Status
Motivation
It is desirable to provide better visibility into the distribution of CPU resources while executing user code. One of the most visually effective means to do that are Flame Graphs. They allow to easily answer question like:
Which methods are currently consuming CPU resources?
How consumption by one method compares to the others?
Which series of calls on the stack led to executing a particular method?
Flame Graphs are constructed by sampling stack traces a number of times. Every method call is presented by a bar, where the length of the bar is proportional to the number of times it is present in the samples.
Flink supports FLIP-165: Operator's Flame Graphs now. and it draw flame graph by the front-end libraries d3-flame-graph. My research shows that Arthas and intellij idea both use async profiler to support this functionality.
And this tool is more professional.And i have already added this feature to our company. The most importance is the Operator's Flame Graphs has some fatal flaw when the job parallesim more than 500+ it will case chrome browser hang.
And the chrome browser can not do anything.
Public Interfaces
N/A
Proposed Changes
we want to propose to provide an taskmanager level(process) flame graph by async profiler.
1) we should support taskmanager level configurable script feature like yarn. user can configure multiple scripts.

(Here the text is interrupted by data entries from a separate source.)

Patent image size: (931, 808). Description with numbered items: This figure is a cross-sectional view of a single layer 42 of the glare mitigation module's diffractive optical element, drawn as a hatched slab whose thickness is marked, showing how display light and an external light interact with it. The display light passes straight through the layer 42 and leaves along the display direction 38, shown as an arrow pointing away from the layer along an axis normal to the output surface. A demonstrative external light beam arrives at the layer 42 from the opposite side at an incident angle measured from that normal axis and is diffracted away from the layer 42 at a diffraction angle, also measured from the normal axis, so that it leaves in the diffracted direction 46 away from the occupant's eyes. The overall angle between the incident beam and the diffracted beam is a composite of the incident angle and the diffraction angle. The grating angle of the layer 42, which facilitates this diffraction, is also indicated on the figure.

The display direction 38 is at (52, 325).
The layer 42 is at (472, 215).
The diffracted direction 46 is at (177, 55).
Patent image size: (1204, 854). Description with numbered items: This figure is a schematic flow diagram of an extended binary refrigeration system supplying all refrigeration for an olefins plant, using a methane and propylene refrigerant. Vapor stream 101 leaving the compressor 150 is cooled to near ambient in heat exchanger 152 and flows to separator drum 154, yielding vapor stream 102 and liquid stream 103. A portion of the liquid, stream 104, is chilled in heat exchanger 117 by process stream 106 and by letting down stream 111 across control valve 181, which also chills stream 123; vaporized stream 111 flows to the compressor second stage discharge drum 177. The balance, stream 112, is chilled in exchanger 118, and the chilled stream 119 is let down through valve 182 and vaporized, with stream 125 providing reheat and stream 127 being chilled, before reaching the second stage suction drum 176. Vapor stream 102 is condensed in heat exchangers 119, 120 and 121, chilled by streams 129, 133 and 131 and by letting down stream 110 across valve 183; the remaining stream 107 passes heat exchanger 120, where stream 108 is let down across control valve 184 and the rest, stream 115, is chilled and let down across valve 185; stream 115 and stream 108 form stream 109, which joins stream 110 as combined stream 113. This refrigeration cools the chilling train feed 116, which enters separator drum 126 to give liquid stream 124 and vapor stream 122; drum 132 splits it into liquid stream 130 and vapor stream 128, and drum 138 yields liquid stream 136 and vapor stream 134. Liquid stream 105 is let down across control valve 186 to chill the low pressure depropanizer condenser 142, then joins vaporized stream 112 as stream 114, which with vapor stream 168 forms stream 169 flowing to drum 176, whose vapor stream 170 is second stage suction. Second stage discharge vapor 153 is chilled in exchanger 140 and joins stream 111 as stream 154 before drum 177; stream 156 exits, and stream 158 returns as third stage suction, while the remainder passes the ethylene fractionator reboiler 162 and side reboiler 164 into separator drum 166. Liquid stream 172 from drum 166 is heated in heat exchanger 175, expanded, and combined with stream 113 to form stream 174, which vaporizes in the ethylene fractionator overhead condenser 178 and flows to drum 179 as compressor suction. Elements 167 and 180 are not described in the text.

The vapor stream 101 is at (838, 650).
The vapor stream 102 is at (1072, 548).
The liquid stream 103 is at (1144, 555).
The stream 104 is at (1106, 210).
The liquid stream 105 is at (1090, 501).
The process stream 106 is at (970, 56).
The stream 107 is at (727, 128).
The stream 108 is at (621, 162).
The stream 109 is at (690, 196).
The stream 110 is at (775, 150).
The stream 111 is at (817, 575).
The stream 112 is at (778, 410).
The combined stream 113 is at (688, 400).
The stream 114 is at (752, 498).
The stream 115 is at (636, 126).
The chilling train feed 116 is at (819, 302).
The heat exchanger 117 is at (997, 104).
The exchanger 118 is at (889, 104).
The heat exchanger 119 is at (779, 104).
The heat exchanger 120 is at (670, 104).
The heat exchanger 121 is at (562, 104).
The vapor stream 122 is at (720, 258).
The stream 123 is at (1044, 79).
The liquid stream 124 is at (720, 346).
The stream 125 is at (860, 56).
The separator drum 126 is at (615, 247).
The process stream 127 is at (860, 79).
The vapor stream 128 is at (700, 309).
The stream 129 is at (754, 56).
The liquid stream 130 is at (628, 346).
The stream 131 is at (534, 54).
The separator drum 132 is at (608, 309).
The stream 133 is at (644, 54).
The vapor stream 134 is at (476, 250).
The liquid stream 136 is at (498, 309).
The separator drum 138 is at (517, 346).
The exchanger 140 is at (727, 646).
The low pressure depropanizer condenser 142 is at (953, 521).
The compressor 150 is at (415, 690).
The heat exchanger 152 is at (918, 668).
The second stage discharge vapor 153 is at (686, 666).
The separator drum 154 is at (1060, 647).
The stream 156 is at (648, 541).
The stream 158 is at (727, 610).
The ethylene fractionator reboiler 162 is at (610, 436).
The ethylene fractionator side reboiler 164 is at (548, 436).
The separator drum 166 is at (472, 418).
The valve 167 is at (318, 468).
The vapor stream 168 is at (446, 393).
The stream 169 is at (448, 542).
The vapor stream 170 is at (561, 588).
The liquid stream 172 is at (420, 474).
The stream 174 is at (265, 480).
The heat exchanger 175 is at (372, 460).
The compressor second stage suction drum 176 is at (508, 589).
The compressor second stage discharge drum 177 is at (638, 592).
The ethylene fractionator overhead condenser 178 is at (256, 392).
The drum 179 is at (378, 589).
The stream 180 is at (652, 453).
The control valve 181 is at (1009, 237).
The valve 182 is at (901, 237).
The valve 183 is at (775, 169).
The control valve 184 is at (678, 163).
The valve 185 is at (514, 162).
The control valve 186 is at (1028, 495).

taskmanager.execution.flame-graph.dir: /opt/flink/profiler/flamegraph
taskmanager.execution.flame-script.path: /opt/flink/bin/taskmanager-flame-graph.sh // it will encapsulate async profiler
taskmanager.execution.flame-script.opts: cpu 30
and it supports user defined script like:
taskmanager.execution.xxx.path:
taskmanager.execution.xxx.opts:
2) add 2 interface
call the taskmanager to run the script
list and display the flame graph
Compatibility, Deprecation, and Migration Plan
- What impact (if any) will there be on existing users?
- If we are changing behavior how will we phase out the older behavior?
- If we need special migration tools, describe them here.
- When will we remove the existing behavior?
Test Plan
Describe in few sentences how the FLIP will be tested. We are mostly interested in system tests (since unit-tests are specific to implementation details). How will we know that the implementation works as expected? How will we know nothing broke?
Rejected Alternatives
If there are alternative ways of accomplishing the same thing, what were they? The purpose of this section is to motivate why the design is the way it is and not some other way.